The trend of using mines as a means of protecting coca plantations seems to be supported by official statistics published by PAICMA, which revealed that 129 victims of landmines during eradication processes were registered over 2008 and 2009, showing an almost five-fold increase of the 27 victims reported over 2006 and 2007. Furthermore the victim rates show no sign of decreasing, given that the number of landmine-related accidents registered last year was even greater than the figure reported for 2009.

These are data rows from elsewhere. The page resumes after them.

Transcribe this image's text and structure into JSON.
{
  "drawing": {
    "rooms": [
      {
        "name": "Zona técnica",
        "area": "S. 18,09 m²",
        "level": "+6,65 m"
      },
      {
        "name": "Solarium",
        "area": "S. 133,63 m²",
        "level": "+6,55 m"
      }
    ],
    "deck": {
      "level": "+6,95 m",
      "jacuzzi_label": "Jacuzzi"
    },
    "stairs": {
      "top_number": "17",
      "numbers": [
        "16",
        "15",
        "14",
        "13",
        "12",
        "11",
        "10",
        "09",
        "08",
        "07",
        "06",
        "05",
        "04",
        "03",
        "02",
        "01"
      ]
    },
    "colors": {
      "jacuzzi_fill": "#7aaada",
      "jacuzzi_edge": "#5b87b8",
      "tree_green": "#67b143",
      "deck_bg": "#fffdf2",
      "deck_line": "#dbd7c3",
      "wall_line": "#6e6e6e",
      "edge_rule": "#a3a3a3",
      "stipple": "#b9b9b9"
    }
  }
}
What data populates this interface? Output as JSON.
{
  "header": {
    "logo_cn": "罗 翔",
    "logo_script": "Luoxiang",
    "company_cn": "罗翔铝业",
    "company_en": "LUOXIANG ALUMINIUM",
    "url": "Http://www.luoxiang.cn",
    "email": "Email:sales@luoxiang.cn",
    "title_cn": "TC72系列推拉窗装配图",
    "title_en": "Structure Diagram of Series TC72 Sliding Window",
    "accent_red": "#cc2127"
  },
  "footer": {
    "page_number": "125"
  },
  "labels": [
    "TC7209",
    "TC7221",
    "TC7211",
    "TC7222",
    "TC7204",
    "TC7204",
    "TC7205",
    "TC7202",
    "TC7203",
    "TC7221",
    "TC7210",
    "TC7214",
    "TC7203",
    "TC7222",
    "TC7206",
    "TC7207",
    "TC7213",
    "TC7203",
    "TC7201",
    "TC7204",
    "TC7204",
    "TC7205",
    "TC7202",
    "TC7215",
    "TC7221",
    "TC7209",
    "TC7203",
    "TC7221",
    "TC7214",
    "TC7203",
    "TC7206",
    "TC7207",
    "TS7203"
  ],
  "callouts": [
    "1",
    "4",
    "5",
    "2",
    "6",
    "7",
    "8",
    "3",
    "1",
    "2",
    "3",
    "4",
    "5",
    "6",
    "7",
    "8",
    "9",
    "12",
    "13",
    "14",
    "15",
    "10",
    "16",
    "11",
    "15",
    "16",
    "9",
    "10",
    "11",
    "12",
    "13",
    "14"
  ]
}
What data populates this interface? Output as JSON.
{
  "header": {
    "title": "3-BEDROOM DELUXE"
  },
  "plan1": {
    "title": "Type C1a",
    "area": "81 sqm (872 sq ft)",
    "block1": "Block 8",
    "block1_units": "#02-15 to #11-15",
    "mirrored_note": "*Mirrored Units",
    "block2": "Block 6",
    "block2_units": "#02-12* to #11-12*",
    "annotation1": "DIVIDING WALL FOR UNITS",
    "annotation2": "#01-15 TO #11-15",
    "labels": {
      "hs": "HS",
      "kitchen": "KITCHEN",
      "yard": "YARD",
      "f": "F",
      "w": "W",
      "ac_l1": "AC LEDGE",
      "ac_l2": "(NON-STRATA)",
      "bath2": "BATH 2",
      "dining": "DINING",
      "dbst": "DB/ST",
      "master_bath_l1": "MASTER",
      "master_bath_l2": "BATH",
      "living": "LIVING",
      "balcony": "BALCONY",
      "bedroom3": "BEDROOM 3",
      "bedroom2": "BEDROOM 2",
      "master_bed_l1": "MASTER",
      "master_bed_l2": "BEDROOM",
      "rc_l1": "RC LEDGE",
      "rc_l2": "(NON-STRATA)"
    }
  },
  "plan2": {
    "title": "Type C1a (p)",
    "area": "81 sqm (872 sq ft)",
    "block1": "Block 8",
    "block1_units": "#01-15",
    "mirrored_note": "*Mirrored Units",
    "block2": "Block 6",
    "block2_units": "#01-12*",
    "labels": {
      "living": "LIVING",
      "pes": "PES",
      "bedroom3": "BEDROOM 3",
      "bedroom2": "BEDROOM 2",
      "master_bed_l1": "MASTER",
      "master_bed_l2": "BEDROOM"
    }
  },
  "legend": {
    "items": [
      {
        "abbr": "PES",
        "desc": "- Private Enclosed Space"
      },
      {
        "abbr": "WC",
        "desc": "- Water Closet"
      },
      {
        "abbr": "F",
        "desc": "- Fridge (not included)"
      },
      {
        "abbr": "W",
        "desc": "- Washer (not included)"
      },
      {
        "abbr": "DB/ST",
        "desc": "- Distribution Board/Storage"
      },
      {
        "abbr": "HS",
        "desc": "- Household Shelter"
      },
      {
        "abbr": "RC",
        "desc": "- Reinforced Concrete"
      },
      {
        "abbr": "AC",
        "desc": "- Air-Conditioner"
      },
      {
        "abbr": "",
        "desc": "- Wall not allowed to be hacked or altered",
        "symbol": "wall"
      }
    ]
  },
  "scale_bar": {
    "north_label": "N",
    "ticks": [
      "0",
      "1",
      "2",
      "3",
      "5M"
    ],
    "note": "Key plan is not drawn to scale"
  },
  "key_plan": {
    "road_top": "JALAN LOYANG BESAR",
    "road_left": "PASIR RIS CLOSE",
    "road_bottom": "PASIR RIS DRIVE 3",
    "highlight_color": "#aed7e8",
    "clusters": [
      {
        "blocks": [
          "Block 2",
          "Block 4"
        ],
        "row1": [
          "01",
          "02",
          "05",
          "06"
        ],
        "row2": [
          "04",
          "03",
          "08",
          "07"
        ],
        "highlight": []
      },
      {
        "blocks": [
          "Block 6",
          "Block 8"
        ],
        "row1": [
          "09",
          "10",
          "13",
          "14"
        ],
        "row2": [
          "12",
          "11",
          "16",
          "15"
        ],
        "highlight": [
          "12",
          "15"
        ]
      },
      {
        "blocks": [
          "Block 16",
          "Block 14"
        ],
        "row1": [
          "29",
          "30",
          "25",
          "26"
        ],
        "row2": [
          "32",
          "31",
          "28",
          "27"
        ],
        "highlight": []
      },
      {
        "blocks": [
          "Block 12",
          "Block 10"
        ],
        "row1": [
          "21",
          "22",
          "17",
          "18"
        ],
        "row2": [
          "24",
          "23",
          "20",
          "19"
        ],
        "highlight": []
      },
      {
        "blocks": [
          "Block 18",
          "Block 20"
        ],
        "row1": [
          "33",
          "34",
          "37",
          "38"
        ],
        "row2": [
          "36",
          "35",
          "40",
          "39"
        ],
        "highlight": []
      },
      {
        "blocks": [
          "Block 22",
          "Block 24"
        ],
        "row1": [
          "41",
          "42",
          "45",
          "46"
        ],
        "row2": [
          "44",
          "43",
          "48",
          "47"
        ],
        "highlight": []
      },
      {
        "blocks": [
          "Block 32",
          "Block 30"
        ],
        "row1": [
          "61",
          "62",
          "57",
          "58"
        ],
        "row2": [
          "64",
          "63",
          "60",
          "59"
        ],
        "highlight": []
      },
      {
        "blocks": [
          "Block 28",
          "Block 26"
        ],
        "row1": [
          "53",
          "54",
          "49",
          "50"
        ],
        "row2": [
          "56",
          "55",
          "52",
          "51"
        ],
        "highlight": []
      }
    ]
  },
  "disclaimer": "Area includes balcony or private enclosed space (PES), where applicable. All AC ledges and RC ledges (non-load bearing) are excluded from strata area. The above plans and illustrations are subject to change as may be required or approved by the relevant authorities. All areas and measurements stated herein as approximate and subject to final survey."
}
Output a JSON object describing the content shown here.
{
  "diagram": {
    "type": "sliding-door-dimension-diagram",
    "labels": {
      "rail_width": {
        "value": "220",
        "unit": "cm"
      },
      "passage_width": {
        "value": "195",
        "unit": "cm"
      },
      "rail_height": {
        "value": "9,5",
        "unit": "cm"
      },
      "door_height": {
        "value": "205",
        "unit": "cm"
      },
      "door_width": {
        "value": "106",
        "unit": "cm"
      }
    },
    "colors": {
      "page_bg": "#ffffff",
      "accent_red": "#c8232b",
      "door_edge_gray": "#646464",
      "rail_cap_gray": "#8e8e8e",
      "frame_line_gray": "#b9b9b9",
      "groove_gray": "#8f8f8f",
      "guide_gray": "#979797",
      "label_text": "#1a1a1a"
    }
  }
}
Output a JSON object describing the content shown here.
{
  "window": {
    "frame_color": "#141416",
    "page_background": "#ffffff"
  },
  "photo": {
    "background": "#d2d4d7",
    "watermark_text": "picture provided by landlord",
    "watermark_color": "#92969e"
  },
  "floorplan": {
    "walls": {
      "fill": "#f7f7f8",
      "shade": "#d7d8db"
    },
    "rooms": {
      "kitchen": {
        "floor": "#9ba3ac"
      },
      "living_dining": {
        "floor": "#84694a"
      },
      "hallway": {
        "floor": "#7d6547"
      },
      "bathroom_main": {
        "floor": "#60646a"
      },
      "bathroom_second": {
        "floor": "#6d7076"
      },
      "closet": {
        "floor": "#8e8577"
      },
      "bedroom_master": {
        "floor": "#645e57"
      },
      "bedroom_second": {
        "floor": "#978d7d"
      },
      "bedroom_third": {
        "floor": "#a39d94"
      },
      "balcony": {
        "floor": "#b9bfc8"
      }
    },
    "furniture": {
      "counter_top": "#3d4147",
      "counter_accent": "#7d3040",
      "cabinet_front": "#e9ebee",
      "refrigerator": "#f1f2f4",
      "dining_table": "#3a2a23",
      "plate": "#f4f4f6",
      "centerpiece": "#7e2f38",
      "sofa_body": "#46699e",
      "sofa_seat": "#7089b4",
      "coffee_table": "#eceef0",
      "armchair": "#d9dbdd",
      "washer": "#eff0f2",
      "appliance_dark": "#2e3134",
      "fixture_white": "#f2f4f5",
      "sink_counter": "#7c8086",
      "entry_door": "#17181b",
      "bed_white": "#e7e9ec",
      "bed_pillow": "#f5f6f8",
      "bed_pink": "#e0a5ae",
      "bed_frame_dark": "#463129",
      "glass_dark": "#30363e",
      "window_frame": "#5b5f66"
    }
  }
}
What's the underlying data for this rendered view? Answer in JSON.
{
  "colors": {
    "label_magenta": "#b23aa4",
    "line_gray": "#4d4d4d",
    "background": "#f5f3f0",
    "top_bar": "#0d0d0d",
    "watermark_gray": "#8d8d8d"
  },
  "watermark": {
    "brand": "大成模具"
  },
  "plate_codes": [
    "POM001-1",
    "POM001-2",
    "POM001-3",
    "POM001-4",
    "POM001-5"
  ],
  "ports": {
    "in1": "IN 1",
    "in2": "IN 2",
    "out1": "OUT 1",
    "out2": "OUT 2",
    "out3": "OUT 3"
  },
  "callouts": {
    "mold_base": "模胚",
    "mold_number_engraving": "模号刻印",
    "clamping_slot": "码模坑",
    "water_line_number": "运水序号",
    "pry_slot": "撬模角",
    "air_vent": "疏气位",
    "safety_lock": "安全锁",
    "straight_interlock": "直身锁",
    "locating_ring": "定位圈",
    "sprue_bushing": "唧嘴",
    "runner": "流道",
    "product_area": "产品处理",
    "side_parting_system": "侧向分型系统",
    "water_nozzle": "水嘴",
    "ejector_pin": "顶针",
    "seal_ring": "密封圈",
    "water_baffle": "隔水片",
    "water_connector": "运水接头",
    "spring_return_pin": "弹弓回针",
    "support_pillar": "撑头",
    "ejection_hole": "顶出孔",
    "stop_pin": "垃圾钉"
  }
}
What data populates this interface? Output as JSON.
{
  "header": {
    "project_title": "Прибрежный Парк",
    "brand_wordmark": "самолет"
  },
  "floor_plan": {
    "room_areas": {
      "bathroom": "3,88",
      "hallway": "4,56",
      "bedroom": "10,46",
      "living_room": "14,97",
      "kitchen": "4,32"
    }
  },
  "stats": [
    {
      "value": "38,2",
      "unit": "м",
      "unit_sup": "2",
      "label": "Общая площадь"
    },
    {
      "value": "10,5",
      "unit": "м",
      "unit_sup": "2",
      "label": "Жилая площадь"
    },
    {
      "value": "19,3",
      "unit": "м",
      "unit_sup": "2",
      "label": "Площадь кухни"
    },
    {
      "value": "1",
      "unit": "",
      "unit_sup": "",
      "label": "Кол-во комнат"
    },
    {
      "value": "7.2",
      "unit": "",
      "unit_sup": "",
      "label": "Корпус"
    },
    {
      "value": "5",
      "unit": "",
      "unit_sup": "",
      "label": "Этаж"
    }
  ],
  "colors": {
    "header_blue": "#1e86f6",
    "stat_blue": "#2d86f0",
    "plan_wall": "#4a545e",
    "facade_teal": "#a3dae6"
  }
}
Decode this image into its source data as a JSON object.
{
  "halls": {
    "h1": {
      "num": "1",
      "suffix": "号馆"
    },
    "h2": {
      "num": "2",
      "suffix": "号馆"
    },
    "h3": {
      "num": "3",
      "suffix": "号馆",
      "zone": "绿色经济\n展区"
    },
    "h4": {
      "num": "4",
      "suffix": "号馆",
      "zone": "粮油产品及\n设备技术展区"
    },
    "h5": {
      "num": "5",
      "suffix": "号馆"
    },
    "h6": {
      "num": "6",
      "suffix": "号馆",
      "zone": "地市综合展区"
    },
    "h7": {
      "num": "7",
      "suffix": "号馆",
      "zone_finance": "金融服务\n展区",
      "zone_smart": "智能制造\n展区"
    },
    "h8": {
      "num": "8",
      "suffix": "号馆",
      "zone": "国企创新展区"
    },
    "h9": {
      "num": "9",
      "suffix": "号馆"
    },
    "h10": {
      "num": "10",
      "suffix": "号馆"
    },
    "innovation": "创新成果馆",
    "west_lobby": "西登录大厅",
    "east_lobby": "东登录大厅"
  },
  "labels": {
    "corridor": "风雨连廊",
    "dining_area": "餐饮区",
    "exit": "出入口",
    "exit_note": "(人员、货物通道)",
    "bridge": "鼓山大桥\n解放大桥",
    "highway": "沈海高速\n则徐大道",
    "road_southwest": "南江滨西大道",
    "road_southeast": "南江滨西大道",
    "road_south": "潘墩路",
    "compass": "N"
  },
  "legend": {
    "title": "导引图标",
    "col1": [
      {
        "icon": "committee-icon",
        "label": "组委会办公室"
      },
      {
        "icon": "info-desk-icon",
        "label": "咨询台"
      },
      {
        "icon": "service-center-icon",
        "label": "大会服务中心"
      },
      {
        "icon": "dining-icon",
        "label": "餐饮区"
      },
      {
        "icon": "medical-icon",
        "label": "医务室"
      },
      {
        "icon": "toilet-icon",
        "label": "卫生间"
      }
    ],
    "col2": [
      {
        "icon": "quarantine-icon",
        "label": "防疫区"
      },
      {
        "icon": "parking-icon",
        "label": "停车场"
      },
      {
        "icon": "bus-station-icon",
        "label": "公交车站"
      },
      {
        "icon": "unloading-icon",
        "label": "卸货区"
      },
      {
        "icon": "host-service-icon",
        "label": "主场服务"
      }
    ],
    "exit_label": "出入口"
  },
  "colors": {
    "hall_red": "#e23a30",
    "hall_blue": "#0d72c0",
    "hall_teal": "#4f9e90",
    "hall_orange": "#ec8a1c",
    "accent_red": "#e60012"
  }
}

Whilst government efforts to clamp down on coca farming have undoubtedly seen positive results (the area of illicit crops has fallen from 187,000 hectares (2002) to 67,000 (2011) according to a UN report), it is not clear how much of this is due to eradication programs and how much to other factors, such as increased security in coca-growing regions. Serious questions have been raised about the effectiveness of coca eradiction, both manuel and aerial, in persuading farmers to give up illegal crops. The civilian cost of manual eradication is undeniable, and seems likely to worsen if the FARC continue to increase their use of landmines in areas of coca production.

Peru’s new president, Ollanta Humala, recently suspended coca eradication efforts, saying that his government would evaluate the program’s success. Peru has suffered violent clashes between state forces and coca farmers over forced eradication programs, and UN statistics show that the area under coca cultivation has steadily increased in the last few years despite government efforts. It remains to be seen if the Colombian government, in light of increasing casualty rates amongst eradicators, might be forced to follow Peru’s lead and reconsider its coca eradication methods.